Anggota Komisi II DPR RI dari Fraksi PKS, Aus Hidayat Nur soal WFH ASN/Foto Fraksi PKS

Jakarta, GPriority.co.id – Anggota Komisi II DPR RI dari Fraksi PKS, Aus Hidayat Nur, memberikan catatan kritis terhadap rencana kebijakan work from home (WFH) satu hari dalam sepekan bagi aparatur sipil negara (ASN).

Ia mengingatkan agar kebijakan fleksibilitas kerja tersebut tidak mengganggu kinerja sektor pelayanan publik yang membutuhkan interaksi langsung dengan masyarakat, seperti Kantor Pertanahan (BPN) dan Dinas Kependudukan dan Catatan Sipil (Dukcapil). Hingga saat ini, kedua instansi tersebut masih menjadi tumpuan utama masyarakat dalam mengurus berbagai administrasi penting.

“Kami di Komisi II mengapresiasi semangat efisiensi operasional, namun pelayanan kepada masyarakat adalah hukum tertinggi yang tidak boleh ditawar,” tegas Aus dalam keterangannya, Jumat (27/3).

Aus juga meminta Kementerian Dalam Negeri dan Kementerian PAN-RB melakukan simulasi kebijakan secara matang agar penerapan WFH tidak menimbulkan tumpukan berkas atau penundaan prosedur yang merugikan masyarakat. Hal ini dinilai penting, terutama bagi warga yang tinggal di wilayah dengan akses digital terbatas, seperti di sejumlah daerah pelosok Kalimantan Timur.

Lebih lanjut, legislator PKS tersebut menekankan pentingnya penguatan sistem pengawasan kinerja ASN selama menjalankan pekerjaan dari rumah agar produktivitas tetap terjaga.

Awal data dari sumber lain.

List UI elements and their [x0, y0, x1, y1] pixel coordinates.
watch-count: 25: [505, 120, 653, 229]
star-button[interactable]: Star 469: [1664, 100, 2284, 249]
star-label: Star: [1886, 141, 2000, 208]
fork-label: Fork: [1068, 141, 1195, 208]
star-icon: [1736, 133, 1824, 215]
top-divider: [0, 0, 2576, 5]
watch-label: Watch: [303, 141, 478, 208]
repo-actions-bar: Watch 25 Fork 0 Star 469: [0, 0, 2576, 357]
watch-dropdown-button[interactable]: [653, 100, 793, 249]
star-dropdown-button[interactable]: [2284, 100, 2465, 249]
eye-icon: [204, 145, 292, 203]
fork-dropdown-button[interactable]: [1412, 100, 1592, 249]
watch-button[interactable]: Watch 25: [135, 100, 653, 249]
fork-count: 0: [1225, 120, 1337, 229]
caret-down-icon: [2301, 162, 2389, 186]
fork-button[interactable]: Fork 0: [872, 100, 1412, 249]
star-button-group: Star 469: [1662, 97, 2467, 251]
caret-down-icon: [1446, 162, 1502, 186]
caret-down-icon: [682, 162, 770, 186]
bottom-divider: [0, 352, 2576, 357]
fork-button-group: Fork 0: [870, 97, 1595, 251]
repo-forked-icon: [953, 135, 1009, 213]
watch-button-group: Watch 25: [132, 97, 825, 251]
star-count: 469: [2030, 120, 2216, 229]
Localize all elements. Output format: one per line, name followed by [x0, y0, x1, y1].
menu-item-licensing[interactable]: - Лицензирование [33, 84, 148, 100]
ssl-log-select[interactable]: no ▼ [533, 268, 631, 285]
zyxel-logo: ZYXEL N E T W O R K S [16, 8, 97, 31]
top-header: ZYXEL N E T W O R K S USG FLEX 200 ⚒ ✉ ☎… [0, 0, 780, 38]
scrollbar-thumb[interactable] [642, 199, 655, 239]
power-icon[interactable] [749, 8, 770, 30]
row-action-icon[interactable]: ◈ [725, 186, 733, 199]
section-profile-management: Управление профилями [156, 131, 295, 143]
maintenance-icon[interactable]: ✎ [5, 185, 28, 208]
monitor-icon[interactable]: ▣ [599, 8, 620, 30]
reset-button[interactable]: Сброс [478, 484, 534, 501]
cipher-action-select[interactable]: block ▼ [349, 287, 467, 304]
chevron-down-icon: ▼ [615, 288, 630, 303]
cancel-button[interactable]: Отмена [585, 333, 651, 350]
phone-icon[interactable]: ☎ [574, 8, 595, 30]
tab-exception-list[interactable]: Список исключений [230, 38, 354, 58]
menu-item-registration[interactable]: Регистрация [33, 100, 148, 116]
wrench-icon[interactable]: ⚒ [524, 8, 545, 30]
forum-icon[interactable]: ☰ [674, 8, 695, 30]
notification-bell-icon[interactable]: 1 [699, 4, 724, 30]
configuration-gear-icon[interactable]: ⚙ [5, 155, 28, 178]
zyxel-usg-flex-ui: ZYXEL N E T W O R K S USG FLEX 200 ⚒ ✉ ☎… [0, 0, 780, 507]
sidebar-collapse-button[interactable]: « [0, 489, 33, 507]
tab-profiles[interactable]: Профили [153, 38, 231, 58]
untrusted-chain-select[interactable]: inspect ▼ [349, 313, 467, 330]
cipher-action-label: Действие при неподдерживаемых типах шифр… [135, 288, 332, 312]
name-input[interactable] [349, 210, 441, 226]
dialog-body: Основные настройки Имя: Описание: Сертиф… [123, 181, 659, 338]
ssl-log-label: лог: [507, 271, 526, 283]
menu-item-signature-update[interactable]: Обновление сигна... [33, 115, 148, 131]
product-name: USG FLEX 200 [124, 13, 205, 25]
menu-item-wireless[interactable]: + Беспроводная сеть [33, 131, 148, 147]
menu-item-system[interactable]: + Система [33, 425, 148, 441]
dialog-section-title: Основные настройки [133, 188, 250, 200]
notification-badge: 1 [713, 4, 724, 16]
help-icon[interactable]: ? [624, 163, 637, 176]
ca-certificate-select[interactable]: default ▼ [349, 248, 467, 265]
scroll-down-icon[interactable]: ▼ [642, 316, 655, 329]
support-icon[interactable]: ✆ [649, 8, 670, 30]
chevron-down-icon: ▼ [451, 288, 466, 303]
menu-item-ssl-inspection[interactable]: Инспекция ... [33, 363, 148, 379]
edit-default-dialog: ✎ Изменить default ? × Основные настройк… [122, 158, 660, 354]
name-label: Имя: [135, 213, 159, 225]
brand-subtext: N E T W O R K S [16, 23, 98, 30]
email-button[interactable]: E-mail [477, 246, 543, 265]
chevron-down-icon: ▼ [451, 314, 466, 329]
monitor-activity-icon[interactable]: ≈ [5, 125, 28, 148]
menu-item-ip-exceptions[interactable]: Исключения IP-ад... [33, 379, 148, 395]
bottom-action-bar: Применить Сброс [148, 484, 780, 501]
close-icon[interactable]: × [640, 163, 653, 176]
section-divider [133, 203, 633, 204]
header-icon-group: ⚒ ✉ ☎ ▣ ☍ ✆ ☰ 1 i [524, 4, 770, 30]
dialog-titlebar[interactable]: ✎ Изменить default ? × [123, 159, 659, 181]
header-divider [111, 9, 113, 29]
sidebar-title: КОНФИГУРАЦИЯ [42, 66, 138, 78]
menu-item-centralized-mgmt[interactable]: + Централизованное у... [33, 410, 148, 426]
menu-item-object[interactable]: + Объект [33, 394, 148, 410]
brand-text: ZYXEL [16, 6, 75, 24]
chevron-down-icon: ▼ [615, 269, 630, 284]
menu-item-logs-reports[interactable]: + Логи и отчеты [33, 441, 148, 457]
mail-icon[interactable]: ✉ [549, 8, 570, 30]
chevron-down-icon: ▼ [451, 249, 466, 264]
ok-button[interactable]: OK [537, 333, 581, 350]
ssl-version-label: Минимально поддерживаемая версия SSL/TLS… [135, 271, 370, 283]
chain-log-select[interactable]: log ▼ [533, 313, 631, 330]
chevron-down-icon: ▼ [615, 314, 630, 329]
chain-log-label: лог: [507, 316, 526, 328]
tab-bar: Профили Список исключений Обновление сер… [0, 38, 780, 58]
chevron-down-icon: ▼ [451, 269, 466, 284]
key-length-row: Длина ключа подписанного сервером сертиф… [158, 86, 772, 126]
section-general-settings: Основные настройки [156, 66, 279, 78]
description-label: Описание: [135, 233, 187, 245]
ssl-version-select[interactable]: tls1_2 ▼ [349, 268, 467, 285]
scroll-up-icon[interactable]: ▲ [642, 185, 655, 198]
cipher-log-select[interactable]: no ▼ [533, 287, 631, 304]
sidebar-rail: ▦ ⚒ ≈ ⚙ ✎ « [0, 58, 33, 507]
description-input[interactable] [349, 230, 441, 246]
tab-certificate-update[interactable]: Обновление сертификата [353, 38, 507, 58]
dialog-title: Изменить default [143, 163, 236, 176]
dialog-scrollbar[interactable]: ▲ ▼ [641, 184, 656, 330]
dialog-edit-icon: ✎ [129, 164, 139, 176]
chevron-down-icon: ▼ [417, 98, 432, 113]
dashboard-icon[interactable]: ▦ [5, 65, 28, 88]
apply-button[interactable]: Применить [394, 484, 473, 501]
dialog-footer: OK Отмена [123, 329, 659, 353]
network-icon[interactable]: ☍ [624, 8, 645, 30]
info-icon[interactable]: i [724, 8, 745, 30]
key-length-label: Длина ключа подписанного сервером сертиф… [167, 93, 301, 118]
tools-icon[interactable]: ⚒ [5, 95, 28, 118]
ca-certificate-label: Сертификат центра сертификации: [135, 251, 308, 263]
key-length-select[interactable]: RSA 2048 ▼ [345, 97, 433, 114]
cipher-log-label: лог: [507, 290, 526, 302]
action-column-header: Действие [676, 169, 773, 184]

Menurut Aus, pemerintah perlu menyiapkan infrastruktur pelaporan kinerja digital yang transparan dan dapat dipantau secara langsung, sehingga kebijakan WFH tidak disalahartikan sebagai hari libur tambahan yang justru menurunkan integritas dan kedisiplinan aparatur negara.

Ia menilai sinergi antara digitalisasi birokrasi dan fleksibilitas kerja menjadi prasyarat penting agar kebijakan ini berjalan efektif dan tidak menimbulkan penumpukan pekerjaan di kantor-kantor pemerintahan.

Aus juga berharap pemerintah serius meningkatkan kualitas jaringan internet di daerah, sehingga masyarakat tetap dapat mengakses layanan publik secara mandiri tanpa harus selalu bergantung pada kehadiran fisik petugas. Dengan demikian, efisiensi energi dan anggaran yang diharapkan dari kebijakan tersebut dapat tercapai tanpa mengurangi hak masyarakat atas pelayanan publik yang prima.